Wątpliwe, by do Olsztyna trafił nawet zawodnik z kartą na ręku. - Odstępnego w tym przypadku płacić nie trzeba, ale i tak musielibyśmy mieć środki na pensję dla takiego gracza. Nasz budżet jest natomiast tak skalkulowany, że na następne wzmocnienia liczyć już nie możemy - zaznaczył opiekun olsztynian.
Największy sukces to pozyskanie Czarneckiego, który w jesienią był podstawowym zawodnikiem Sandecji Nowy Sącz. - Liczę, że Arek wniesie do drużyny doświadczenie. Jego obecność to duży plus, zwłaszcza że w poprzedniej rundzie mieliśmy niemałe kłopoty w tyłach. W tym kontekście cieszy też ściągnięcie Warcholaka. W sumie mamy dwóch nowych obrońców - dodał Łopatko.

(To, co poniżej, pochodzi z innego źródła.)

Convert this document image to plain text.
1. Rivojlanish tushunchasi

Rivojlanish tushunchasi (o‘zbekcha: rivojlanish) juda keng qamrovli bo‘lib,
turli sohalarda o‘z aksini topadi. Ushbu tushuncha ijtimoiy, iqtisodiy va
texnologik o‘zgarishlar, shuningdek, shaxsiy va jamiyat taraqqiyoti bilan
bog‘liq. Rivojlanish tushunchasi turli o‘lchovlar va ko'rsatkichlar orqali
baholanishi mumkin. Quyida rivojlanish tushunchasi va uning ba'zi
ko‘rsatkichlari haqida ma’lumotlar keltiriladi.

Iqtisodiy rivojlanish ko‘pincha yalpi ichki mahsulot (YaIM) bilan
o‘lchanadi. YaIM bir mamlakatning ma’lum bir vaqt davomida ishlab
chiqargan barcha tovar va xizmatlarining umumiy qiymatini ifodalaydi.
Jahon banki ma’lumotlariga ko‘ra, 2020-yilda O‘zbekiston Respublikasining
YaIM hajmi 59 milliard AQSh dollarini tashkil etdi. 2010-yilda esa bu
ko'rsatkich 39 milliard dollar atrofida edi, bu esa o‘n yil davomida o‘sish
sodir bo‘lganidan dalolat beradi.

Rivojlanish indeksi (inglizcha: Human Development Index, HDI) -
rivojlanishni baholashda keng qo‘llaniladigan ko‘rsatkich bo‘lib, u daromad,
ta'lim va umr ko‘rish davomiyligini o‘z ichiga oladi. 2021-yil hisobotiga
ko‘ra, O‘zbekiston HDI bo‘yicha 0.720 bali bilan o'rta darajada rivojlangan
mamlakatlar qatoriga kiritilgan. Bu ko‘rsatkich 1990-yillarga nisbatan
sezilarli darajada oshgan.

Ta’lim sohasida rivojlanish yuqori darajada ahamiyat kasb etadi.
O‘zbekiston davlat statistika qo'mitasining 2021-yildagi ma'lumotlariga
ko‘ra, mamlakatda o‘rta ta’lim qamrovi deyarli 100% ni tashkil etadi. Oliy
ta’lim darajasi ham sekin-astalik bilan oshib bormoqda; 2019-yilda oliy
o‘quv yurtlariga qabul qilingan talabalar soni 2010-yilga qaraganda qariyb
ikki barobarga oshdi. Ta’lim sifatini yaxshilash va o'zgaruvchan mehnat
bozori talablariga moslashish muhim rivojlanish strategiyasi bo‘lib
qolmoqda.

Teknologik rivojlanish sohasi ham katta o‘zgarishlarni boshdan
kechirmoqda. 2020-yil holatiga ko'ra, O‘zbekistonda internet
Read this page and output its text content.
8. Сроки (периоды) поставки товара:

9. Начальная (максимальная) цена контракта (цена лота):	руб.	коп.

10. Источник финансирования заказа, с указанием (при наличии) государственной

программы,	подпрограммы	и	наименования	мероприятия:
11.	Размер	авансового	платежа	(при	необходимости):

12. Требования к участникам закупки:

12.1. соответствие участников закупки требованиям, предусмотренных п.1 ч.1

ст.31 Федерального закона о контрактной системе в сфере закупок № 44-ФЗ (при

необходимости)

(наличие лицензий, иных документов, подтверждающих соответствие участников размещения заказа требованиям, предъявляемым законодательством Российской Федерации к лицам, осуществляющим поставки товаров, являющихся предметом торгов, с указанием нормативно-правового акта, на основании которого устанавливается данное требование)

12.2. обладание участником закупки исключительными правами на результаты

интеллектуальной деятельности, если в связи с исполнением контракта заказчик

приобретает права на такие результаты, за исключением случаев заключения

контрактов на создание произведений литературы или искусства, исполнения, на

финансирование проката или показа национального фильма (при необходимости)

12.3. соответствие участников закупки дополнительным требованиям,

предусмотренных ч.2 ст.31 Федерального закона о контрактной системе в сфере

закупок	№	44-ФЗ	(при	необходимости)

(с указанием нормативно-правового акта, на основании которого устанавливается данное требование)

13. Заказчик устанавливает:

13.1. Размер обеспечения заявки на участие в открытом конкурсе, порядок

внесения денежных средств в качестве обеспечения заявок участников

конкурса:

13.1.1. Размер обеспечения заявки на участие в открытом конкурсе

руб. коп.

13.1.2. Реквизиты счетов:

Ciekawą opcją w ofensywie jest z kolei Darmochwał, który jesienią także grał w innym I-ligowcu - Okocimskim Brzesko. - To pomocnik, który może też grać za napastnikiem. Z przodu aż tylu kłopotów nie mieliśmy, dlatego nie musiałem na gwałt sprowadzać atakującego. Piotr zwiększy natomiast pole manewru w drugiej linii. W ataku liczyć będziemy głównie na Tomasza Bzdęgę - oznajmił trener.